I think it's easy enough to show that $\left. \partial/\partial x \right|_p,\left. \partial/\partial y \right|_p,\left. \partial/\partial z \right|_p$ are sections of $T \mathbb{R}^3$, to show that for fixed $p$ they form a basis I define the vector
$$ X_p = \alpha \left. \partial/\partial x \right|_p + \beta \left. \partial/\partial y \right|_p +\gamma \left. \partial/\partial z \right|_p = 0 $$
And applying $X_p$ to the functions $x,y$ and $z$ gives me the linear independence. For the smoothness I'm not really sure. I think the reason is because the example doesn't really define the vector bundle precisely in this context. I think though I can take $E = T\mathbb{R}^3, M = \mathbb{R}^3$ and $\pi$ as the projection map I get a vector bundle, but this means that for each $p \in \mathbb{R}^3$ I have $\pi^{-1}(p) = \left\{ p \right\} \times \mathbb{R}^3$, and I can give to $\pi^{-1}(p)$ a vector space structure of dimension $0$, how do I get the continuity from here?
You want the $\partial/\partial x$ not just $\partial/\partial x|_p$, which is a vector in the tangent space at the point $p$. The $\partial/\partial x$ are vector fields, that is one vector in the tangent space at each point.

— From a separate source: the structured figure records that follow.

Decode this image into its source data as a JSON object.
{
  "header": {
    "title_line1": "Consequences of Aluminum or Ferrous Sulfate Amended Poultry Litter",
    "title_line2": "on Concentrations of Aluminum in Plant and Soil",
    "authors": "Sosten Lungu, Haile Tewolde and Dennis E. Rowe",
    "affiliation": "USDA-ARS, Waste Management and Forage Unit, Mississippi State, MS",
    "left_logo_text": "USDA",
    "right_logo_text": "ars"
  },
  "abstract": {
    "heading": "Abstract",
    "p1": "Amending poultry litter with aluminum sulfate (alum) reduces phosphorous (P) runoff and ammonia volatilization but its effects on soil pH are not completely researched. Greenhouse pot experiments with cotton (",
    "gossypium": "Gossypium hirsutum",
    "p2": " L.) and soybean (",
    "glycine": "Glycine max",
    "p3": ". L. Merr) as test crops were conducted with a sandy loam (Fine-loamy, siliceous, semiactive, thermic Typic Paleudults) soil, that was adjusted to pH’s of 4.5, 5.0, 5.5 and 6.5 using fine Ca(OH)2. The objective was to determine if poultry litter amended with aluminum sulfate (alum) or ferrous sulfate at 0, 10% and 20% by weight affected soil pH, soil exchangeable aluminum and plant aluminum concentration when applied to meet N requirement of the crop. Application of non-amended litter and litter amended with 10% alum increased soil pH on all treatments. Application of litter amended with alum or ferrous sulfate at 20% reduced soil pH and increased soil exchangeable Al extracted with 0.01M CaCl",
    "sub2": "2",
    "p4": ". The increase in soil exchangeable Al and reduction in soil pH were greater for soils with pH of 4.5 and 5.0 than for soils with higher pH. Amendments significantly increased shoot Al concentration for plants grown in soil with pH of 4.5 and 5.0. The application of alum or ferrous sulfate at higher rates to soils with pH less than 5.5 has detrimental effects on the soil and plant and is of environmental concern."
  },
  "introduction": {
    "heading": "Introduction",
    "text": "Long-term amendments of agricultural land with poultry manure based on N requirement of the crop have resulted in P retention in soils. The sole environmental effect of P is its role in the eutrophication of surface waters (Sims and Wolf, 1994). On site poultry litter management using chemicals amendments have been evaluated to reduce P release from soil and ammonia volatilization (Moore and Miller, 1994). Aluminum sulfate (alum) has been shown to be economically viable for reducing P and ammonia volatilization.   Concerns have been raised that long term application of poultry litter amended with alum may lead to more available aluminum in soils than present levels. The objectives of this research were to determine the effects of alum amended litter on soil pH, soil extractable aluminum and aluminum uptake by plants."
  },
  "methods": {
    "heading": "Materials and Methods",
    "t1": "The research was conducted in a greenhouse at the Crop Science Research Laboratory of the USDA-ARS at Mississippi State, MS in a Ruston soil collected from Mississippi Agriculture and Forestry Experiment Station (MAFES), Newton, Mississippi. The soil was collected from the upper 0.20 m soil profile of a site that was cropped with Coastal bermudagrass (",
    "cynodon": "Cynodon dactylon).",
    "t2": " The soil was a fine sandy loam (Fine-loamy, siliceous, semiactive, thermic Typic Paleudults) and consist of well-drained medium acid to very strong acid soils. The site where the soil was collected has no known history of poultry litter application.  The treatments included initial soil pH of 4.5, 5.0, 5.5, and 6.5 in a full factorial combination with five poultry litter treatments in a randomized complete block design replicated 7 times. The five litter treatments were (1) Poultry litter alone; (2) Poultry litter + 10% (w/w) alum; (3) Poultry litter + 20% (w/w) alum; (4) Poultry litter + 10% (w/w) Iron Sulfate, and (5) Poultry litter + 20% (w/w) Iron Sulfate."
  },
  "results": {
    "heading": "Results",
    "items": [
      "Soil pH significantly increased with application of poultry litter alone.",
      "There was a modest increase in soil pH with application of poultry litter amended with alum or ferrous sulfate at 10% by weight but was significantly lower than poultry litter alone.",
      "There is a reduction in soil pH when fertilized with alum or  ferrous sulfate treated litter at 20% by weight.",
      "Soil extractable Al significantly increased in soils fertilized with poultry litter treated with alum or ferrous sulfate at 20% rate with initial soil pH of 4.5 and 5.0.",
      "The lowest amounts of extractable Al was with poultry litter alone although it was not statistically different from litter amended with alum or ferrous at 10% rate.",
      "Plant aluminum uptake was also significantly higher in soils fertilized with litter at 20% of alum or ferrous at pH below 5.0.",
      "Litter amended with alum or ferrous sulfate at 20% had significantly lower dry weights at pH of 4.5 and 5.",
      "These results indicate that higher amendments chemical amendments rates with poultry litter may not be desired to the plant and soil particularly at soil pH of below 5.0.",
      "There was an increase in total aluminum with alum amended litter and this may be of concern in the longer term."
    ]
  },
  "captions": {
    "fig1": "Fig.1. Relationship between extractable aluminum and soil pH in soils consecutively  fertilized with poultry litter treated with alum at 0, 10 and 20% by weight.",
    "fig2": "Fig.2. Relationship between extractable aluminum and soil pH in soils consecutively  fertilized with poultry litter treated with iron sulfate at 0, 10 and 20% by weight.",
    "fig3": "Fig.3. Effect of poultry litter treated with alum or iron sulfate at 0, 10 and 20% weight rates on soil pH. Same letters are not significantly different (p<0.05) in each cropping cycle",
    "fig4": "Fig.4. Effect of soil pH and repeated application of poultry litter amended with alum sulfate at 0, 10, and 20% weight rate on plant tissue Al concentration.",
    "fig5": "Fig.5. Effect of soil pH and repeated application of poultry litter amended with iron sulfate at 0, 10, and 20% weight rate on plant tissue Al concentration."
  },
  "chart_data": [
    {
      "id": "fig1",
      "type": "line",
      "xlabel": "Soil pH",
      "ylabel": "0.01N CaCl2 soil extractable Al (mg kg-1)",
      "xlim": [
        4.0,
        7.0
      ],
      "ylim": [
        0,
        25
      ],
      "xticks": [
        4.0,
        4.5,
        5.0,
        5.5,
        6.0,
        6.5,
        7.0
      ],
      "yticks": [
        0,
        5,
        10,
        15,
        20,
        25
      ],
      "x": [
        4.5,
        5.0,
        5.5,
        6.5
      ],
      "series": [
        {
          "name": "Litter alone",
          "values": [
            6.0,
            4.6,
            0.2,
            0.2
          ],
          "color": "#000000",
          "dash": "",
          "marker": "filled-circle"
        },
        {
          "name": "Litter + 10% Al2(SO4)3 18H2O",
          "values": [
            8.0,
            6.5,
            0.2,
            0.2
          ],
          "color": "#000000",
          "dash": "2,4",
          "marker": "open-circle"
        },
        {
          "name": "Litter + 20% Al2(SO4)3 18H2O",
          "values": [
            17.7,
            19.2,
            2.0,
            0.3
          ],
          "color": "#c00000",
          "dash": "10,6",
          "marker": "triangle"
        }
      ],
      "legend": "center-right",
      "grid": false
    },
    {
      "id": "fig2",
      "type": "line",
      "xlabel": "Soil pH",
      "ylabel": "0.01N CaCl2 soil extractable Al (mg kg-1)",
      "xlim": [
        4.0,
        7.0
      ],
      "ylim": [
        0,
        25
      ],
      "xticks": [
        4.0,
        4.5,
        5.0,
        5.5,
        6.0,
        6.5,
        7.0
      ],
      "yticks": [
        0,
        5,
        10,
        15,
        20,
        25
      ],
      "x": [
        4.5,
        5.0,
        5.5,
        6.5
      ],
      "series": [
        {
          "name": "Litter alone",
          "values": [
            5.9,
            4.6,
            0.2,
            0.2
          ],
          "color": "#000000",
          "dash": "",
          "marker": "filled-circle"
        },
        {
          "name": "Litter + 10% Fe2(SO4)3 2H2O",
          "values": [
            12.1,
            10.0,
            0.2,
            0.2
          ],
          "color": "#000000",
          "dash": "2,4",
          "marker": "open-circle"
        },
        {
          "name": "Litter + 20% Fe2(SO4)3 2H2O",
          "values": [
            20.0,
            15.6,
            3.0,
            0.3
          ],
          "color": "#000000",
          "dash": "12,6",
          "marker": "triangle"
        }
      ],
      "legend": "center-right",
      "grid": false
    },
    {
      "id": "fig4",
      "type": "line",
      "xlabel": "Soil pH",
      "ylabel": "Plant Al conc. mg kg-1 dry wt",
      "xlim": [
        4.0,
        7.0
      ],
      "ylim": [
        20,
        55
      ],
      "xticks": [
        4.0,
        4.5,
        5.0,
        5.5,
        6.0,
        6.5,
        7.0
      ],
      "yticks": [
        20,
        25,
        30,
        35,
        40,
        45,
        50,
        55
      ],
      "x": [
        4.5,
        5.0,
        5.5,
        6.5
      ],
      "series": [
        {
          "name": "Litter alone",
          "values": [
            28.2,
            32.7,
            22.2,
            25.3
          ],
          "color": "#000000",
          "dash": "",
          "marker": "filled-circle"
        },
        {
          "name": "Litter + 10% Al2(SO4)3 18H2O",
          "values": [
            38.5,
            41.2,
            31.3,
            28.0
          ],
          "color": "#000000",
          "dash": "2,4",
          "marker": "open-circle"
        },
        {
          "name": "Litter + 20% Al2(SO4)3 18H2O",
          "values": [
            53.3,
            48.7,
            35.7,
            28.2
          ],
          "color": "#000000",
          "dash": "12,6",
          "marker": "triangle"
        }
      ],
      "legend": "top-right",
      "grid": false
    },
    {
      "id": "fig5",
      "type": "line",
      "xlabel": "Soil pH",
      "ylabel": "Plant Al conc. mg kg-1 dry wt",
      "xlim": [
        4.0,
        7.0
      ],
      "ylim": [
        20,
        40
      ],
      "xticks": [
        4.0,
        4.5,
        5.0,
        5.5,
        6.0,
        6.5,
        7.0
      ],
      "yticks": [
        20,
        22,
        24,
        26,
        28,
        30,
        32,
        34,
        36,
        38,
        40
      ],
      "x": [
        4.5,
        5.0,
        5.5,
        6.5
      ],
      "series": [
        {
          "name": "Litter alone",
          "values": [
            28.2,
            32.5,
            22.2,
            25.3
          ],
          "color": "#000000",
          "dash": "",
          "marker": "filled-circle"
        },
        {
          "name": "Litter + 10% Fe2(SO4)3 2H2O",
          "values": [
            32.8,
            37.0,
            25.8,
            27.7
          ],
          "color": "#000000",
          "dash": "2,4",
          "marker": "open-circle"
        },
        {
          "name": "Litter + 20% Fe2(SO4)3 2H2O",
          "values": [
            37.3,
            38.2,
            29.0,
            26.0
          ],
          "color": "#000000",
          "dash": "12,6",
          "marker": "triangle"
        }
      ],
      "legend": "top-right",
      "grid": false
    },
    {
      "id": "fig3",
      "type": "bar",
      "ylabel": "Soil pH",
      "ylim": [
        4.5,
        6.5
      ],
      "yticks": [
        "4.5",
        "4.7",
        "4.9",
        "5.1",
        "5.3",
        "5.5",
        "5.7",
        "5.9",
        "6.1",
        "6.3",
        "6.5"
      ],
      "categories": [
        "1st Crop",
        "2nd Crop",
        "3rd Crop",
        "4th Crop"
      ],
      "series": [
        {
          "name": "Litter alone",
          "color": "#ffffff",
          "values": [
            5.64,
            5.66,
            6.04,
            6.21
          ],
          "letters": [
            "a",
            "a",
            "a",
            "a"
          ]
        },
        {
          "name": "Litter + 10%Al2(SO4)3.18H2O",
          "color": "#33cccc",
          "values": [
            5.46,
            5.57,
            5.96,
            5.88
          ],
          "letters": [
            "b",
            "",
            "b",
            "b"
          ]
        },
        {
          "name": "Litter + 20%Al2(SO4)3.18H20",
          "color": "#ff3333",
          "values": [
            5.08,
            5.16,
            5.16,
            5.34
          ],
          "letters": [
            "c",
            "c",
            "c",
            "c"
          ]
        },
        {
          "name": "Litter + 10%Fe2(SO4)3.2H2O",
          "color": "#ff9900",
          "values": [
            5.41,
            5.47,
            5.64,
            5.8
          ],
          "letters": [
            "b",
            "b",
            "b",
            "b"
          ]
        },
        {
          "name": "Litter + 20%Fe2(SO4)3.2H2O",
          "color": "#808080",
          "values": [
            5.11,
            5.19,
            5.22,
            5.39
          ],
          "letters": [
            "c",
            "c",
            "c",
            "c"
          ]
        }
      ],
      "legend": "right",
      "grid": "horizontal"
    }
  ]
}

In more fancy language, these are sections of the bundle $E=T\mathbb{R}^3$ over $M=\mathbb{R}^3$. Note that $E$ is isomorphic to $\mathbb{R}^6$. So $\pi$ is not the identity map but rather the projection to the base point. So $\pi^{-1}(p)=T_pM$ which is isomorphic to $\mathbb{R}^3$. The $\partial/\partial x$ are smooth sections because if you identify each tangent space with $\mathbb{R}^3$ there are just constant.